Ahora bien, al igual que ignoraba cómo era posible que se produjesen cambios de padres a hijos que introdujesen cambios en el patrimonio biológico heredado, Darwin no sabía cómo podrían conservarse algunos instintos en los azarosos caminos de la evolución de las especies. La genética vino al rescate del gran, fundacional, problema de Darwin en lo que se refiere a las modificaciones que permiten que las especies se transformen, pero en lo que se refiere a la heredabilidad de los instintos, a cómo es posible que ciertas respuestas, ciertos temores, se graben en nuestro código genético, se necesita algo más que las mutaciones en el genoma. Una de las ideas que se han propuesto es que las respuestas inmediatas que denominamos “instintos” proceden de un grupo de neuronas situadas en la parte posterior del tálamo, la estructura cerebral ubicada encima del tronco del encéfalo y cuya función principal es transmitir señales sensoriales a la corteza cerebral. Esas neuronas responden selectiva y rápidamente a las imágenes de serpientes.

En el fondo, no debe sorprendernos que nuestro cerebro conserve ese tipo de recuerdos. Por una parte, sabemos que el cerebro humano ha ido manteniendo estructuras heredadas de especies con las que estamos emparentados –es en este sentido un producto de aluvión– , y por otra que es capaz de actividades para las que aún no tenemos explicación, como puede ser la capacidad de “ver” relaciones numéricas o funcionales que no se sabe demostrar.

Me ha hecho rememorar todo esto –un caso más de los sorprendentes caminos por los que procede la actividad mental– la reciente publicación de un libro, El Astronomicon (El Paseo, 2021) que recoge algunos textos de divulgación sobre temas astronómicos (también incluye una interesante crítica a la astrología) de Howard Phillips Lovecraft (1890-1937), quien combinó magistralmente el terror con la ciencia ficción, hasta el punto que cabe imaginar que lo que hizo fue desvelar substratos profundos –¿temores ancestrales?– de nuestra psique, que únicamente afloran en ocasiones a través de los sueños.
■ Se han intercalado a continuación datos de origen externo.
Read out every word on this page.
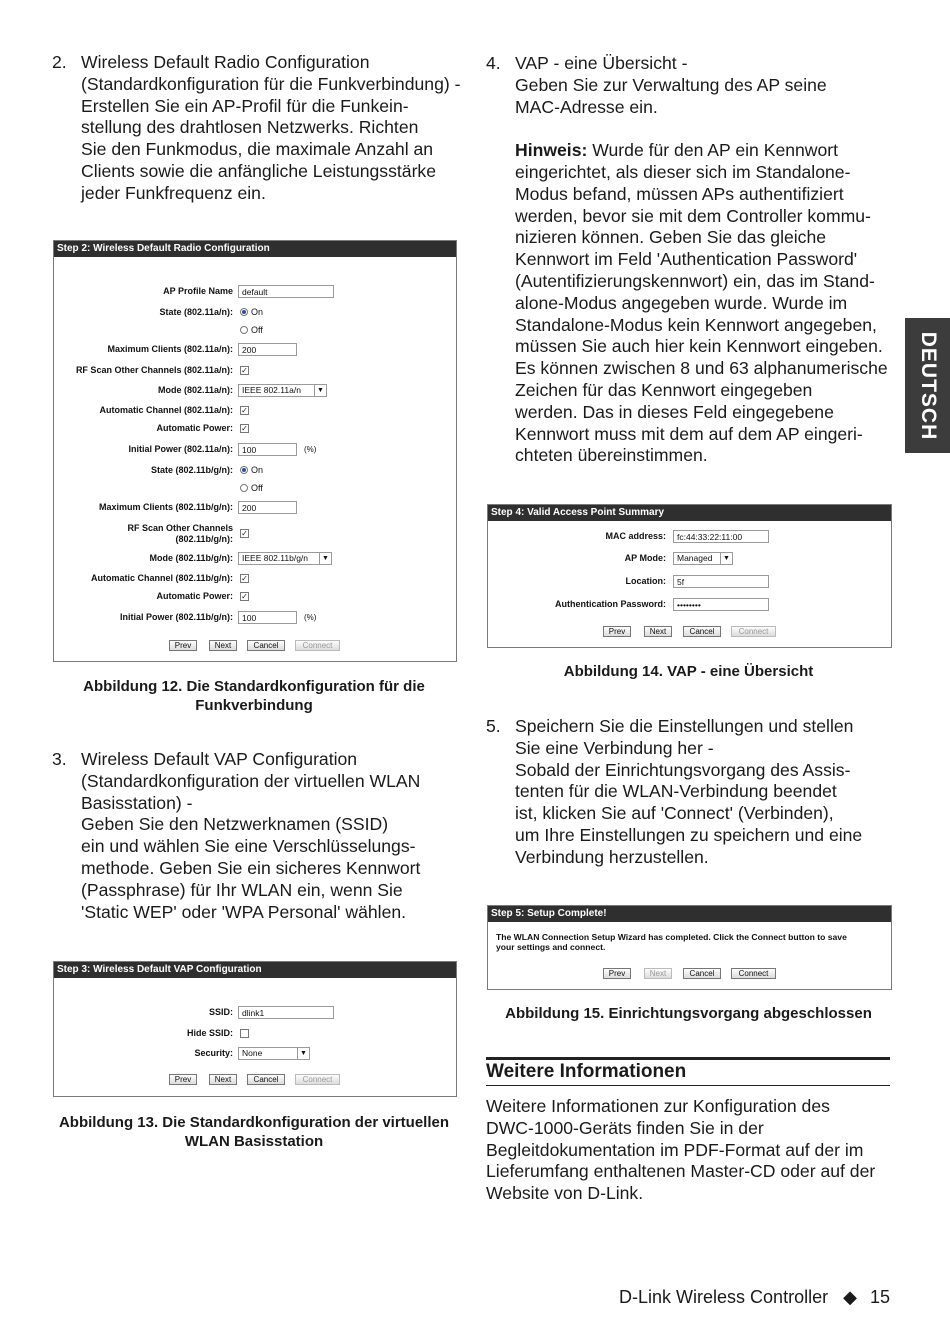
2. Wireless Default Radio Configuration
(Standardkonfiguration für die Funkverbindung) -
Erstellen Sie ein AP-Profil für die Funkein-
stellung des drahtlosen Netzwerks. Richten
Sie den Funkmodus, die maximale Anzahl an
Clients sowie die anfängliche Leistungsstärke
jeder Funkfrequenz ein.
Step 2: Wireless Default Radio Configuration
AP Profile Name	default
State (802.11a/n):	On
Off
Maximum Clients (802.11a/n):	200
RF Scan Other Channels (802.11a/n): ✓
Mode (802.11a/n):	IEEE 802.11a/n	▼
Automatic Channel (802.11a/n): ✓
Automatic Power: ✓
Initial Power (802.11a/n):	100	(%)
State (802.11b/g/n):	On
Off
Maximum Clients (802.11b/g/n):	200
RF Scan Other Channels
(802.11b/g/n):
✓
Mode (802.11b/g/n):	IEEE 802.11b/g/n	▼
Automatic Channel (802.11b/g/n): ✓
Automatic Power: ✓
Initial Power (802.11b/g/n):	100	(%)
Prev	Next	Cancel	Connect
Abbildung 12. Die Standardkonfiguration für die
Funkverbindung
3. Wireless Default VAP Configuration
(Standardkonfiguration der virtuellen WLAN
Basisstation) -
Geben Sie den Netzwerknamen (SSID)
ein und wählen Sie eine Verschlüsselungs-
methode. Geben Sie ein sicheres Kennwort
(Passphrase) für Ihr WLAN ein, wenn Sie
'Static WEP' oder 'WPA Personal' wählen.
Step 3: Wireless Default VAP Configuration
SSID:	dlink1
Hide SSID:
Security:	None	▼
Prev	Next	Cancel	Connect
Abbildung 13. Die Standardkonfiguration der virtuellen
WLAN Basisstation
4. VAP - eine Übersicht -
Geben Sie zur Verwaltung des AP seine
MAC-Adresse ein.

Hinweis: Wurde für den AP ein Kennwort
eingerichtet, als dieser sich im Standalone-
Modus befand, müssen APs authentifiziert
werden, bevor sie mit dem Controller kommu-
nizieren können. Geben Sie das gleiche
Kennwort im Feld 'Authentication Password'
(Autentifizierungskennwort) ein, das im Stand-
alone-Modus angegeben wurde. Wurde im
Standalone-Modus kein Kennwort angegeben,
müssen Sie auch hier kein Kennwort eingeben.
Es können zwischen 8 und 63 alphanumerische
Zeichen für das Kennwort eingegeben
werden. Das in dieses Feld eingegebene
Kennwort muss mit dem auf dem AP eingeri-
chteten übereinstimmen.
Step 4: Valid Access Point Summary
MAC address:	fc:44:33:22:11:00
AP Mode:	Managed	▼
Location:	5f
Authentication Password:	••••••••
Prev	Next	Cancel	Connect
Abbildung 14. VAP - eine Übersicht
5. Speichern Sie die Einstellungen und stellen
Sie eine Verbindung her -
Sobald der Einrichtungsvorgang des Assis-
tenten für die WLAN-Verbindung beendet
ist, klicken Sie auf 'Connect' (Verbinden),
um Ihre Einstellungen zu speichern und eine
Verbindung herzustellen.
Step 5: Setup Complete!
The WLAN Connection Setup Wizard has completed. Click the Connect button to save
your settings and connect.
Prev	Next	Cancel	Connect
Abbildung 15. Einrichtungsvorgang abgeschlossen
Weitere Informationen
Weitere Informationen zur Konfiguration des
DWC-1000-Geräts finden Sie in der
Begleitdokumentation im PDF-Format auf der im
Lieferumfang enthaltenen Master-CD oder auf der
Website von D-Link.
DEUTSCH
D-Link Wireless Controller ◆ 15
En lo que se refiere a lo que pueden enseñar acerca de la astronomía, el interés de estos textos, que datan de las dos primeras décadas del siglo XX, es escaso, no en vano ha pasado más de un siglo desde que fueron escritos; pero lo que en principio sí muestran es la pasión que desde muy joven sintió Lovecraft por la astronomía, que comenzó a estudiar a finales de 1902 cuando tenía doce años. “Un año después ya no pensaba más que en la astronomía –escribía en una carta de 1918, citada en la informativa presentación de Óscar Mariscal–, pero lo que más me atraía de ella no se encontraba en el Sistema Solar. Puede decirse que, en realidad, ignoré los abismos del espacio para satisfacer mi curiosidad respecto a la posible existencia de vida en los cuerpos planetarios de nuestro sistema”.

Lo que la lectura de estos textos y cartas de Lovecraft me sugiere es, en primer lugar, que en él se manifestó otro de los depósitos atávicos –en cierto sentido también se trata de un instinto– de nuestra mente: la atracción por lo que alberga el Universo. Y en segundo lugar, el sorprendente a la vez que misterioso poder del cerebro humano, que partiendo de hechos permite construir mundos imaginarios que desafían la racionalidad humana, arte en el que Lovecraft fue un maestro.